İnsanlardaki bu arapca konusma merakı nedir anlamıyorum...
 
Nurullah mümkünse konuyu okuyup öyle yorum yapsan.Başlık okuyup yorum yaparsan gülünç duruma düşersin.Birde mümkünse katılmıyorsan da katılmadığın yeri söyle ona göre yorum yapalım.
 
kardeş her şeyden önce eline sağlık yazıda doğru noktalar var ama onlar ne kabul ederlerse etsinler senin tanrı amerikalımı diye bir başlık atman yanlış çünkü baştan aşağı makalenin anlamını değiştiriyor birincisi Manifest Destiny i bir ilah sanki yaşanmamış olayları bilen bilen bir kahin gibi gösteriyor bu yüzden insan konuya baktığı zaman direk bir savunma mekanizması kuruyor kafasında yoksa yazdıkları mantıklı
 
Üç denklem,
Üç atom çekirdeği
Ve bizi biz eden amansız sevda…
Ahmet Arif’in şiirinden alıntı bu dizeleri iyi okuyun. Bize bizi anlatır. AB-D ve İsrail merkezli Siyonistler Anadolu denilen bu vefakar ve cefakar ananın koynuna üç denklem, üç atom bombası koydular. Birincisi nasıl kurulup bu toprakları nasıl kana ve gözyaşına boyadığını herkesin iyi bildiği pkk( bunun adı bölücü denklem)., ikincisi yine bu toprakların öz inanç ve değerlerinden yola çıkılarak, alternatifmiş gibi sunulan aynı çevrelerin desteklediği liberal , dini değerlere bezenmiş bir siyasi akım adına akp diyoruz(halkı uyutma denklemi). Ve son olarak yine kökünü bu topraklardan almış ama özünden çok uzakta, gerçekten bu milletimi savunuyor artık tartışılacak bir üçüncü denklem, chp( halktan uzaklık denklemi). Diyeceksiniz ki diğer oluşumlar ne oldu? Ne yazık ki diğerlerinin hiçbir etkisi yok.
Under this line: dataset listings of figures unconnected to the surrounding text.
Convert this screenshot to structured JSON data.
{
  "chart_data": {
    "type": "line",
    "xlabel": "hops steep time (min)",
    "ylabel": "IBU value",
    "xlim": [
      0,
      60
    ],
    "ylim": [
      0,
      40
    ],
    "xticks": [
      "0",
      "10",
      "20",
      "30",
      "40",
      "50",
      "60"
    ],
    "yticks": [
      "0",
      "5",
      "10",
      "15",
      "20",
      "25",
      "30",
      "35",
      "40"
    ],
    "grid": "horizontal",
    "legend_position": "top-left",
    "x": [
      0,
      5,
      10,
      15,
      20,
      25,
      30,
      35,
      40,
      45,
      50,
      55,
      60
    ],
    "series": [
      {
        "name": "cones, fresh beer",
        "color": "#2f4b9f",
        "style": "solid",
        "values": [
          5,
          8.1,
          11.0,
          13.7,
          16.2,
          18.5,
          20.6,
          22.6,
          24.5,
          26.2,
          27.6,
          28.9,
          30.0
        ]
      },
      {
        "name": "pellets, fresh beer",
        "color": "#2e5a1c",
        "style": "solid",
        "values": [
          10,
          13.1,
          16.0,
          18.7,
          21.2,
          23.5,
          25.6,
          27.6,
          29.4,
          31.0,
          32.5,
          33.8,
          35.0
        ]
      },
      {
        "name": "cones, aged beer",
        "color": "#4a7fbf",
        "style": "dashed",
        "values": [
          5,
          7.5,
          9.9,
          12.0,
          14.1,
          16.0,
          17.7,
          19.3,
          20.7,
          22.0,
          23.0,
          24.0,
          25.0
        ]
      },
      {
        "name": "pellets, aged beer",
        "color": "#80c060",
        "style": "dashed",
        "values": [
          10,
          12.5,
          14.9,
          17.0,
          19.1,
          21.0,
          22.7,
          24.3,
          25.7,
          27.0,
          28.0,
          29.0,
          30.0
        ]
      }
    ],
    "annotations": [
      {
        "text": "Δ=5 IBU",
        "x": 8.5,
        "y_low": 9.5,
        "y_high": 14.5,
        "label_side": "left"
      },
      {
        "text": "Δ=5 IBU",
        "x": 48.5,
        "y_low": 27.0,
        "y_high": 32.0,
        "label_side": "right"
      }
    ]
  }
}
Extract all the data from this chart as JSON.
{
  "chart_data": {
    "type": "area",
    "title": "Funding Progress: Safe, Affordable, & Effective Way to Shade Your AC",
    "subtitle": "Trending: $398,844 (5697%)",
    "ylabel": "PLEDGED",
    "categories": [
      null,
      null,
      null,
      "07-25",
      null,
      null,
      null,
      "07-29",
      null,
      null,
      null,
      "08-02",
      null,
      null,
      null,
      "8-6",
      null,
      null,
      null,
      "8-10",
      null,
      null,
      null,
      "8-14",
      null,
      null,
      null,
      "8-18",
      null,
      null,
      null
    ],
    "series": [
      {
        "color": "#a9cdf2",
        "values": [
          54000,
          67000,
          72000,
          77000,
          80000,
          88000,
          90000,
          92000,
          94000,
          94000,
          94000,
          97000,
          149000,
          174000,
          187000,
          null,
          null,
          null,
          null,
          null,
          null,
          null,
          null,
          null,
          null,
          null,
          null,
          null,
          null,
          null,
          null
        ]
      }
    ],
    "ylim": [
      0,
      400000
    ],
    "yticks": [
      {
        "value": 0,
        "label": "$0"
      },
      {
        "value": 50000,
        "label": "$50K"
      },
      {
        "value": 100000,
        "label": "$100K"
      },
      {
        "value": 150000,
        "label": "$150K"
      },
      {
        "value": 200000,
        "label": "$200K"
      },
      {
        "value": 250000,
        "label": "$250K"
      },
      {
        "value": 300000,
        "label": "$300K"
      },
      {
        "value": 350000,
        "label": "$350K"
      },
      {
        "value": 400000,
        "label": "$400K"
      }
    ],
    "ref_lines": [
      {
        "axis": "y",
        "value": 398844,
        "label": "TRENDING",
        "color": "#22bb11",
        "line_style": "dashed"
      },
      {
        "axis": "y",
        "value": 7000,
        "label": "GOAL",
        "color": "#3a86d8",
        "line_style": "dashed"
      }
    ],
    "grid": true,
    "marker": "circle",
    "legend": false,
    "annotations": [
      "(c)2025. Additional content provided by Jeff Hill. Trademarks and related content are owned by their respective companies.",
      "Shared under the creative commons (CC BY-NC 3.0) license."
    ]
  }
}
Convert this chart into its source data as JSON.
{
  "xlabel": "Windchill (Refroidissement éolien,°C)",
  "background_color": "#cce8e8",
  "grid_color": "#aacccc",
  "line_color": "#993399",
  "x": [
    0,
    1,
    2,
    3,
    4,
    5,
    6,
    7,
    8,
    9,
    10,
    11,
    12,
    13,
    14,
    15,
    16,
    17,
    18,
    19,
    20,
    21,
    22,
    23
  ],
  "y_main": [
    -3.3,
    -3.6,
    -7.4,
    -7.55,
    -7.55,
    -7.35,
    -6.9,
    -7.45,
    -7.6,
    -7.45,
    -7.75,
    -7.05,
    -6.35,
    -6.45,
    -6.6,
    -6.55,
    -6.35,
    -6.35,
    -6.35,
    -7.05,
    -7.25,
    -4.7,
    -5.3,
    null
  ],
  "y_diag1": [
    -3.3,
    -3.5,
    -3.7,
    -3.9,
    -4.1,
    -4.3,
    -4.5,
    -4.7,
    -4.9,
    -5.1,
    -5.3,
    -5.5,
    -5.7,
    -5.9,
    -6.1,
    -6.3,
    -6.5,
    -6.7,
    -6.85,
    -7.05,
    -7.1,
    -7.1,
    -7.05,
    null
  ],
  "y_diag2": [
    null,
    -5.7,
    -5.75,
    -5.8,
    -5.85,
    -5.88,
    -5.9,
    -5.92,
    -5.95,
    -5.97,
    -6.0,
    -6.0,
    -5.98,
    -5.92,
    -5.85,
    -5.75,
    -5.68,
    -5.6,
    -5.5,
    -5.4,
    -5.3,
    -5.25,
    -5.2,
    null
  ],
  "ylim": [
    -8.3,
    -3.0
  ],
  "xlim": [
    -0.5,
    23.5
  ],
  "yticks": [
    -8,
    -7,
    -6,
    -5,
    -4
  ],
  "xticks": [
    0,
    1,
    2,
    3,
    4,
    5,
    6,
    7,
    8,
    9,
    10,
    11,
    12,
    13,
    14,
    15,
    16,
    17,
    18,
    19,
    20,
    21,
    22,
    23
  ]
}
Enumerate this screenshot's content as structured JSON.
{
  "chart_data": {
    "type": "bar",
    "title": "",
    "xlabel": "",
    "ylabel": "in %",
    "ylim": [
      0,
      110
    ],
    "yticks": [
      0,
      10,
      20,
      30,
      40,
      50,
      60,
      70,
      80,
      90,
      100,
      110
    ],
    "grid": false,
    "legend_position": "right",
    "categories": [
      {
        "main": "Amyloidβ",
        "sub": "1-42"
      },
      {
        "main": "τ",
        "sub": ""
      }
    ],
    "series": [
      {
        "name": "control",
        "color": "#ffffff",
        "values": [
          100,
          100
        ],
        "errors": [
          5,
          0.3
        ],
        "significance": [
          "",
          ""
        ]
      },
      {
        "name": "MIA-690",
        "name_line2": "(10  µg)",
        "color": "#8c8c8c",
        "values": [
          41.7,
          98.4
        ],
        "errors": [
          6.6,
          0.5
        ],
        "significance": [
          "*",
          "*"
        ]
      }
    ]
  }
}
Bu üç denklemin etrafında dönüyor tüm kaderimiz. Halkın önünde üç seçenek var. Ve gözlerimiz, ellerimiz bağlanmış, dilimizi kesmişler. Seç diyor emperyalizm köpeğinin efendileri bu üç atom bombasından birini. Hangisi patlarsa patlasın diğerlerini de beraber patlatır ve ülke yerle bir. Üçü de koyun koyuna. Tanrı yada Allah değil konu. Konu bizdeki bu inanılmaz cehaletin nasıl köklendirilip silaha dönüştürüldüğü. Tek derdin kelimeler mi dostum. Bütün anladığın bumudur koskoca yazıdan. Eğer öyleyse zaten sende bu sorunun bir parçası olmuşsun ve başına gelecek her şeyi hak ediyorsun derim. Ama kusura bakma senin cehaletinin bedelini asla ödemeyeceğim. Ve bu emperyalist oyunda daima çocuklarımın geleceğini çalanlardan hesap soracağım. Ölmek değildir sorun, nasıl öldüğündür.ben onurum ve şerefimle öleceğim. Ya siz? Saygılarımla.